В повисшей тишине от нее напряженно ждали ответа, но некстати рядом громко заржала лошадь — та самая, мощного телосложения, на которой девушка приехала домой. С уст Тери вырвался смешок.

— Вы думаете, ваши иконки, книжки подействуют на меня? — риторически спросила девушка. — Я не демон, идиотки вы пустоголовые!

Все присутствующие возмущенно заулюлюкали дерзким словам пленницы. Женщин, вышедших вперед с иконами и Святыми писаниями, поглотила и оттеснила назад толпа мужчин, выступивших вперед и готовых к нападению на беззащитную пленницу. Кто-то из этой разъяренной группы еще раз спросил девушку:

— Отвечай, где наши дети, тварь! Пять детей похитили твои ироды, пять! Говори, или мы убьем тебя той смертью, какой ты заслуживаешь.

— Забросаете до смерти иконами? Или книгами? — насмешливо произнесла девушка. Говоривший мужчина залепил звонкую пощечину, Тери отлетела на пол. Подниматься и отвечать на вопросы, на которые у девушки не было ответов, она не хотела и не могла. Терисия просто смотрела в пол хлева до тех пор, пока все не покинули помещение, не оставили ее один на один с мыслями, холодом и болью.

Девушку ждала долгая бессонная ночь, первая, когда она отказалась молиться. Ангел Господень всегда был для Тери частью ее родного дома, семьи, но семья ее предала и возненавидела. Грош цена тому верующему, который судит не по сути, а по внешности. Без молитвы Терисия ощутила себя полностью одинокой. В тяжелые времена только вера спасала, а теперь надежды нет. До рассвета в воспоминаниях всплывали сцены из детства, фразы отца, стряпня матери, игры с сестрами, и каждый такой кадр из прошлого иглой вгонялся в сердце, вынуждал слезы течь из глаз без остановки.

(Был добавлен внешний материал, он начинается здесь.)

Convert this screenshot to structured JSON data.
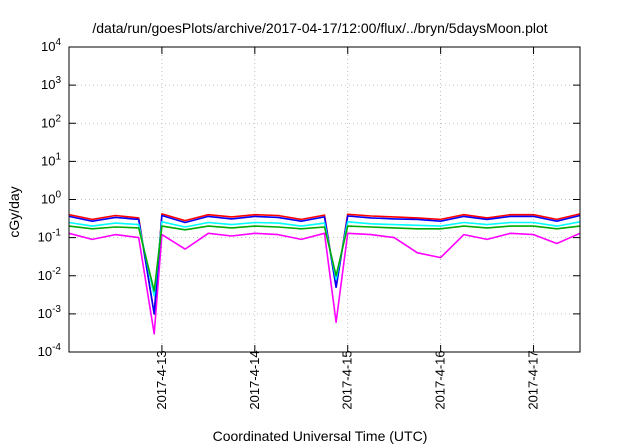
{
  "chart_data": {
    "type": "line",
    "title": "/data/run/goesPlots/archive/2017-04-17/12:00/flux/../bryn/5daysMoon.plot",
    "xlabel": "Coordinated Universal Time (UTC)",
    "ylabel": "cGy/day",
    "yscale": "log",
    "ylim": [
      0.0001,
      10000
    ],
    "y_ticks": [
      {
        "exp": "-4",
        "value": 0.0001
      },
      {
        "exp": "-3",
        "value": 0.001
      },
      {
        "exp": "-2",
        "value": 0.01
      },
      {
        "exp": "-1",
        "value": 0.1
      },
      {
        "exp": "0",
        "value": 1
      },
      {
        "exp": "1",
        "value": 10
      },
      {
        "exp": "2",
        "value": 100
      },
      {
        "exp": "3",
        "value": 1000
      },
      {
        "exp": "4",
        "value": 10000
      }
    ],
    "x_tick_labels": [
      "2017-4-13",
      "2017-4-14",
      "2017-4-15",
      "2017-4-16",
      "2017-4-17"
    ],
    "xlim": [
      "2017-04-12 00:00",
      "2017-04-17 12:00"
    ],
    "grid": true,
    "series": [
      {
        "color": "#ff00ff",
        "x": [
          "2017-04-12 00:00",
          "2017-04-12 06:00",
          "2017-04-12 12:00",
          "2017-04-12 18:00",
          "2017-04-12 22:00",
          "2017-04-13 00:00",
          "2017-04-13 06:00",
          "2017-04-13 12:00",
          "2017-04-13 18:00",
          "2017-04-14 00:00",
          "2017-04-14 06:00",
          "2017-04-14 12:00",
          "2017-04-14 18:00",
          "2017-04-14 21:00",
          "2017-04-15 00:00",
          "2017-04-15 06:00",
          "2017-04-15 12:00",
          "2017-04-15 18:00",
          "2017-04-16 00:00",
          "2017-04-16 06:00",
          "2017-04-16 12:00",
          "2017-04-16 18:00",
          "2017-04-17 00:00",
          "2017-04-17 06:00",
          "2017-04-17 12:00"
        ],
        "values": [
          0.13,
          0.09,
          0.12,
          0.1,
          0.0003,
          0.12,
          0.05,
          0.13,
          0.11,
          0.13,
          0.12,
          0.09,
          0.13,
          0.0006,
          0.13,
          0.12,
          0.1,
          0.04,
          0.03,
          0.12,
          0.09,
          0.13,
          0.12,
          0.07,
          0.13
        ]
      },
      {
        "color": "#ff0000",
        "x": [
          "2017-04-12 00:00",
          "2017-04-12 06:00",
          "2017-04-12 12:00",
          "2017-04-12 18:00",
          "2017-04-12 22:00",
          "2017-04-13 00:00",
          "2017-04-13 06:00",
          "2017-04-13 12:00",
          "2017-04-13 18:00",
          "2017-04-14 00:00",
          "2017-04-14 06:00",
          "2017-04-14 12:00",
          "2017-04-14 18:00",
          "2017-04-14 21:00",
          "2017-04-15 00:00",
          "2017-04-15 06:00",
          "2017-04-15 12:00",
          "2017-04-15 18:00",
          "2017-04-16 00:00",
          "2017-04-16 06:00",
          "2017-04-16 12:00",
          "2017-04-16 18:00",
          "2017-04-17 00:00",
          "2017-04-17 06:00",
          "2017-04-17 12:00"
        ],
        "values": [
          0.4,
          0.3,
          0.38,
          0.33,
          0.001,
          0.42,
          0.28,
          0.4,
          0.35,
          0.4,
          0.38,
          0.3,
          0.39,
          0.005,
          0.41,
          0.37,
          0.35,
          0.33,
          0.3,
          0.4,
          0.33,
          0.4,
          0.4,
          0.3,
          0.42
        ]
      },
      {
        "color": "#0000ff",
        "x": [
          "2017-04-12 00:00",
          "2017-04-12 06:00",
          "2017-04-12 12:00",
          "2017-04-12 18:00",
          "2017-04-12 22:00",
          "2017-04-13 00:00",
          "2017-04-13 06:00",
          "2017-04-13 12:00",
          "2017-04-13 18:00",
          "2017-04-14 00:00",
          "2017-04-14 06:00",
          "2017-04-14 12:00",
          "2017-04-14 18:00",
          "2017-04-14 21:00",
          "2017-04-15 00:00",
          "2017-04-15 06:00",
          "2017-04-15 12:00",
          "2017-04-15 18:00",
          "2017-04-16 00:00",
          "2017-04-16 06:00",
          "2017-04-16 12:00",
          "2017-04-16 18:00",
          "2017-04-17 00:00",
          "2017-04-17 06:00",
          "2017-04-17 12:00"
        ],
        "values": [
          0.36,
          0.27,
          0.34,
          0.3,
          0.001,
          0.38,
          0.25,
          0.36,
          0.31,
          0.36,
          0.34,
          0.27,
          0.35,
          0.005,
          0.37,
          0.33,
          0.31,
          0.3,
          0.27,
          0.36,
          0.3,
          0.36,
          0.36,
          0.27,
          0.38
        ]
      },
      {
        "color": "#00ffff",
        "x": [
          "2017-04-12 00:00",
          "2017-04-12 06:00",
          "2017-04-12 12:00",
          "2017-04-12 18:00",
          "2017-04-12 22:00",
          "2017-04-13 00:00",
          "2017-04-13 06:00",
          "2017-04-13 12:00",
          "2017-04-13 18:00",
          "2017-04-14 00:00",
          "2017-04-14 06:00",
          "2017-04-14 12:00",
          "2017-04-14 18:00",
          "2017-04-14 21:00",
          "2017-04-15 00:00",
          "2017-04-15 06:00",
          "2017-04-15 12:00",
          "2017-04-15 18:00",
          "2017-04-16 00:00",
          "2017-04-16 06:00",
          "2017-04-16 12:00",
          "2017-04-16 18:00",
          "2017-04-17 00:00",
          "2017-04-17 06:00",
          "2017-04-17 12:00"
        ],
        "values": [
          0.25,
          0.2,
          0.24,
          0.22,
          0.003,
          0.26,
          0.19,
          0.25,
          0.22,
          0.25,
          0.24,
          0.2,
          0.24,
          0.008,
          0.26,
          0.23,
          0.22,
          0.21,
          0.2,
          0.25,
          0.22,
          0.25,
          0.25,
          0.2,
          0.26
        ]
      },
      {
        "color": "#00aa00",
        "x": [
          "2017-04-12 00:00",
          "2017-04-12 06:00",
          "2017-04-12 12:00",
          "2017-04-12 18:00",
          "2017-04-12 22:00",
          "2017-04-13 00:00",
          "2017-04-13 06:00",
          "2017-04-13 12:00",
          "2017-04-13 18:00",
          "2017-04-14 00:00",
          "2017-04-14 06:00",
          "2017-04-14 12:00",
          "2017-04-14 18:00",
          "2017-04-14 21:00",
          "2017-04-15 00:00",
          "2017-04-15 06:00",
          "2017-04-15 12:00",
          "2017-04-15 18:00",
          "2017-04-16 00:00",
          "2017-04-16 06:00",
          "2017-04-16 12:00",
          "2017-04-16 18:00",
          "2017-04-17 00:00",
          "2017-04-17 06:00",
          "2017-04-17 12:00"
        ],
        "values": [
          0.2,
          0.17,
          0.19,
          0.18,
          0.004,
          0.2,
          0.16,
          0.2,
          0.18,
          0.2,
          0.19,
          0.17,
          0.19,
          0.01,
          0.2,
          0.19,
          0.18,
          0.17,
          0.17,
          0.2,
          0.18,
          0.2,
          0.2,
          0.17,
          0.2
        ]
      }
    ]
  }
}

С рассветом в хлев заявилась дюжина крепких мужчин. Они отстегнули замок с ее цепью от столба и стали тумаками выталкивать из сарая на улицу, где собралось будто бы все село целиком. Многие старые знакомые Терисии кричали ей в лицо обидные слова, проклятия и угрозы, а сама пленница уже не сопротивлялась, не отвечала никому и покорно шла навстречу своей судьбе. На главной улице в землю вбили толстый столб, внизу сделали подушку из дров и хвороста. Тери без страха взошла на место своей казни, позволила крепко привязать себя к столбу.

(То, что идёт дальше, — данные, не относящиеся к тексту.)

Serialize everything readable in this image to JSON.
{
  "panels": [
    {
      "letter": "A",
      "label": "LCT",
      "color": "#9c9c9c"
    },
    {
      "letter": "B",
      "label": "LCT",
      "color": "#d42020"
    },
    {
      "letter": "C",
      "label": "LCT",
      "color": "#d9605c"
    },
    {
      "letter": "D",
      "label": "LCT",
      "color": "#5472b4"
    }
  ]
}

С закрытыми глазами девушка слушала приговор от священника. Она понимала, что все его слова ложь, а сам он дармоед, которой живет за счет чужой глупости. Девушка вдруг полностью осознала среди насколько тупых, ограниченных людей она жила столько лет, они дурачат сами себя и страдают от этого еще больше. Хворост под ее ногами запылал пламенем, промерзшие за ночь стопы наконец стали согреваться, а Тери заулыбалась — она поняла, что сжигают они ее только из-за тупости своей и страха перед теми, кого не могут победить; их жестокость — символ их беспомощности. Это не спасет их — они поселились у подножия леса троллей, чего они еще ждали? Что те не будут воровать их детей, убивать их, не будут жрать их заживо, а принесут гостинцы?

— Чертовы идиоты! — кричала Тери сквозь собственный смех, а пламя от отсыревшего хвороста поднималось все выше и уже касалось ее плаща. — Вы всё равно умрёте! Ничего вас, дураков, уже не спасёт!

Зеваки перестали кричать оскорбления и теперь смотрели на нее с широко распахнутыми глазами, полными ужаса. Слова троллихи воспринимали как проклятие, которому суждено сбыться.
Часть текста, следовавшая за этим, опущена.